Stress - Stressmanagement - Entspannung

 

Keine Zeit - dieser Spruch gehört zum Standardrepertoire des modernen, oft auf Monate ausgebuchten Menschen unserer Zeit. Die meisten Menschen sind permanent auf Hochtouren. Sie fühlen sich durch den Tag gehetzt und haben kaum noch Zeit für Ruhe und Muße. Ja, oft ist sogar die Freizeit restlos verplant.

Wir alle fühlen uns in irgendeiner Form gestresst. Doch was ist Stress eigentlich?

Experten definieren Stress als eine Reaktion des Körpers auf außergewöhnlich starke seelische, körperliche oder geistige Anforderungen. Man unterscheidet zwei Stressarten:

Eustress
Der Stress, der uns Impulse gibt, der uns bewegt und vorwärts bringt. Quelle für Erfolg, Vitalität und Zufriedenheit. Dieser positive Stress wird deshalb als Eustress (griech.:eu = gut) bezeichnet.

Distress
Der krankmachende Stress (griech.:dys = ungünstig, schlecht, störend), der überfordert, der auszehrt, der kein Ende nimmt.

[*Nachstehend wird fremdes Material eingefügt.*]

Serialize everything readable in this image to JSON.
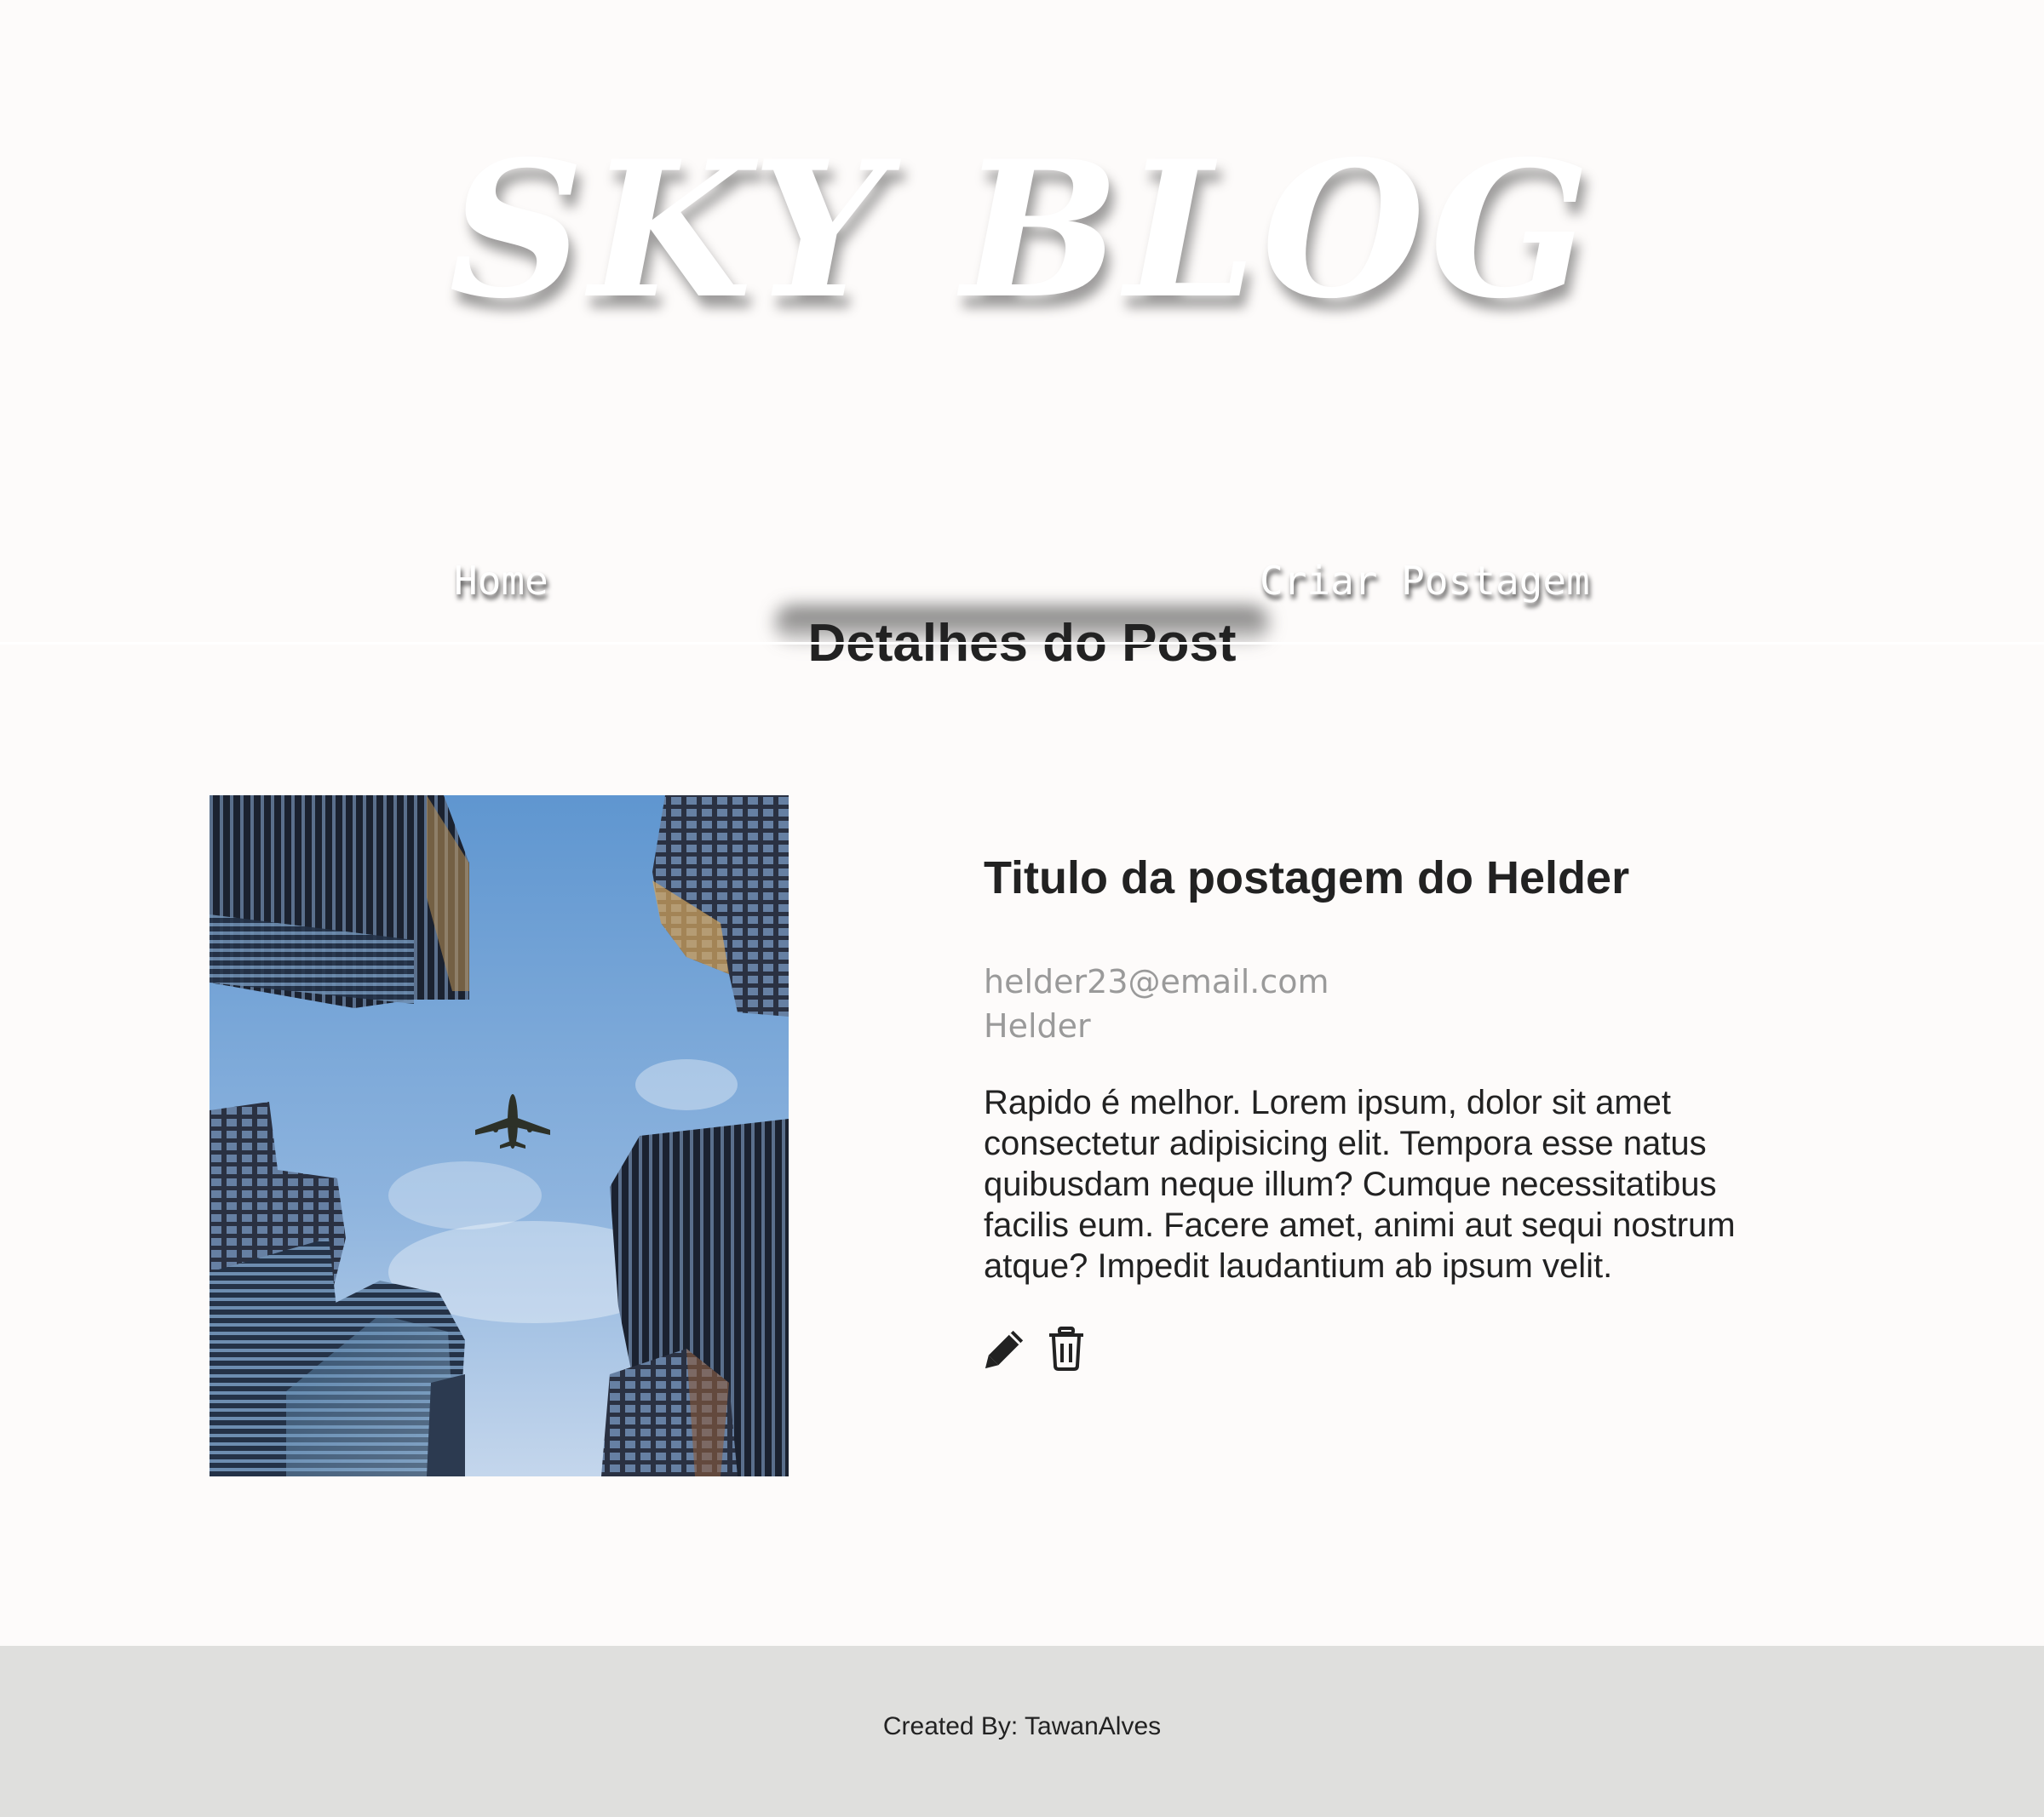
{
  "header": {
    "site_title": "SKY BLOG",
    "nav": {
      "home": "Home",
      "create_post": "Criar Postagem"
    }
  },
  "page": {
    "section_title": "Detalhes do Post"
  },
  "post": {
    "image_alt": "city-skyline-with-airplane",
    "title": "Titulo da postagem do Helder",
    "email": "helder23@email.com",
    "author": "Helder",
    "text": "Rapido é melhor. Lorem ipsum, dolor sit amet consectetur adipisicing elit. Tempora esse natus quibusdam neque illum? Cumque necessitatibus facilis eum. Facere amet, animi aut sequi nostrum atque? Impedit laudantium ab ipsum velit.",
    "actions": {
      "edit_icon": "pencil-icon",
      "delete_icon": "trash-icon"
    }
  },
  "footer": {
    "text": "Created By: TawanAlves"
  },
  "colors": {
    "background": "#fdfbfa",
    "footer_background": "#dfdfdd",
    "text": "#222222",
    "muted": "#9a9a9a"
  }
}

Stress entstand früher vor allem bei Infektionen oder in besonderen Gefahrensituationen. In solchen Fällen mußte der Organismus alle verfügbaren Kräfte und Reserven mobilisieren, um mit der Situation fertig zu werden. Dieser Mechanismus ist seit tausenden von Jahren in das Erbgut einprogrammiert und sichert das Überleben, indem blitzschnell ein Höchstmaß an Kraft und Energie bereitgestellt wird.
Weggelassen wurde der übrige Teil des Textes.